2. Save on space and ice by preparing and freezing meals ahead. We make rice pudding, and freeze it in gallon sized ziploc bags. It stays frozen a long time, and makes great breakfasts over the campfire. Besides, it doesn’t leave puddles in the bottom of the cooler.
3. Try solar lights. You can find solar garden lights just about anywhere now, and they are great for marking out obstacles on the campsite, or having in the tent for little ones who are afraid of the dark.
4. Day camp. This never occurred to me until I saw a family doing this at a local lakefront park. They pitched a tent on the lawn, pulled out their cooler and sent the kids to play. Mom and dad held down “home base” at the tent and kept an eye on the kids. Little ones returned to the tent for naps or to change from swimsuits to playground clothes.
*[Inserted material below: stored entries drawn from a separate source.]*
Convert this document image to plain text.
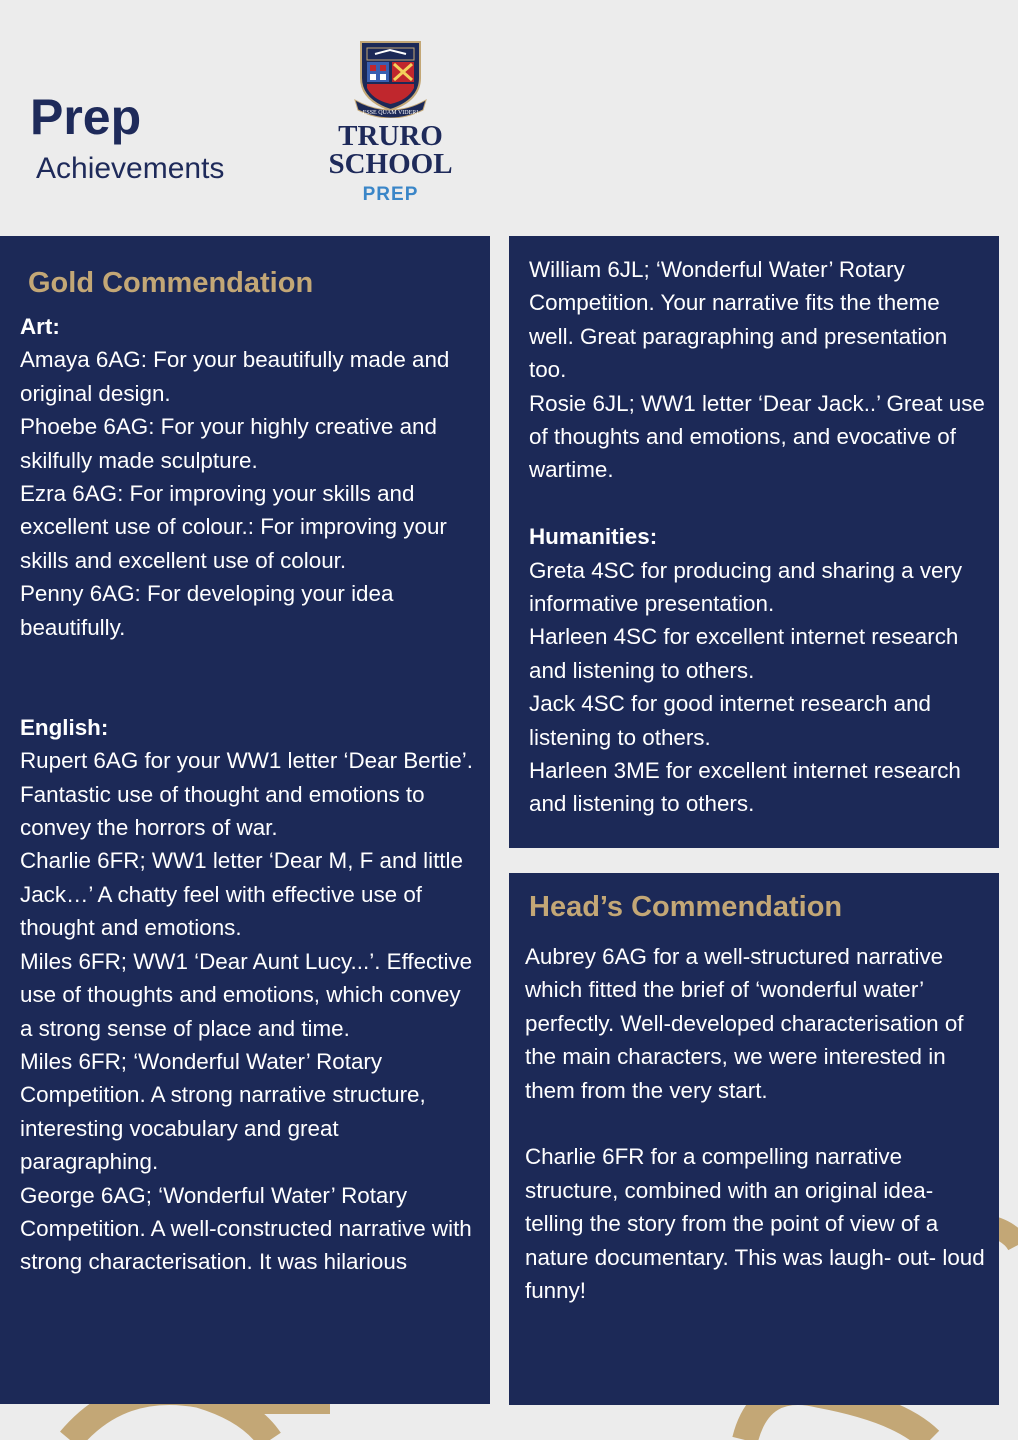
Prep
Achievements
ESSE QUAM VIDERI
TRURO
SCHOOL
PREP
Gold Commendation

Art:

Amaya 6AG: For your beautifully made and original design.

Phoebe 6AG: For your highly creative and skilfully made sculpture.

Ezra 6AG: For improving your skills and excellent use of colour.: For improving your skills and excellent use of colour.

Penny 6AG: For developing your idea beautifully.

English:

Rupert 6AG for your WW1 letter ‘Dear Bertie’. Fantastic use of thought and emotions to convey the horrors of war.

Charlie 6FR; WW1 letter ‘Dear M, F and little Jack…’ A chatty feel with effective use of thought and emotions.

Miles 6FR; WW1 ‘Dear Aunt Lucy...’. Effective use of thoughts and emotions, which convey a strong sense of place and time.

Miles 6FR; ‘Wonderful Water’ Rotary Competition. A strong narrative structure, interesting vocabulary and great paragraphing.

George 6AG; ‘Wonderful Water’ Rotary Competition. A well-constructed narrative with strong characterisation. It was hilarious

William 6JL; ‘Wonderful Water’ Rotary Competition. Your narrative fits the theme well. Great paragraphing and presentation too.

Rosie 6JL; WW1 letter ‘Dear Jack..’ Great use of thoughts and emotions, and evocative of wartime.

Humanities:

Greta 4SC for producing and sharing a very informative presentation.

Harleen 4SC for excellent internet research and listening to others.

Jack 4SC for good internet research and listening to others.

Harleen 3ME for excellent internet research and listening to others.

Head’s Commendation

Aubrey 6AG for a well-structured narrative which fitted the brief of ‘wonderful water’ perfectly. Well-developed characterisation of the main characters, we were interested in them from the very start.

Charlie 6FR for a compelling narrative structure, combined with an original idea- telling the story from the point of view of a nature documentary. This was laugh- out- loud funny!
It didn’t cost the family anything except the cooler full of water bottles and peanut butter sandwiches and the kids got to play all day. (Oh, and did I mention, mom didn’t have to check the shower for spiders, wash dishes in the dark, hassle with the propane stove, or worry about bears). When the sun went down or the kids got tired of playing, the family just folded up their tent and lawn chairs, and went home.
5. Camp off-season. My husband hates spiders, and as a result, will only camp in the winter. Like serious, dead-of-winter, snow-on-the-ground craziness. But let me tell you this, it’s cheap!
6. Camp during the week. If you’ve got the vacation time, a Monday-Thursday camping trip can sometimes cost 1/2 the weekend rates.
7. Share! Every summer we try to attend a four-day camping trip with some friends. Between us, we have five “parental teams” and around twenty children, or about eight tents and an RV. We rent three adjoining campsites and let the kids run loose between the three. That keeps our site rental fees very low, as we just split it based on the number of people in our group and the number of days we stay. We also share a couple of cook-stoves, and one fire pit, reducing our firewood expense greatly by sharing. (You can cook 35 marshmallows over one fire just as well as you can cook 4).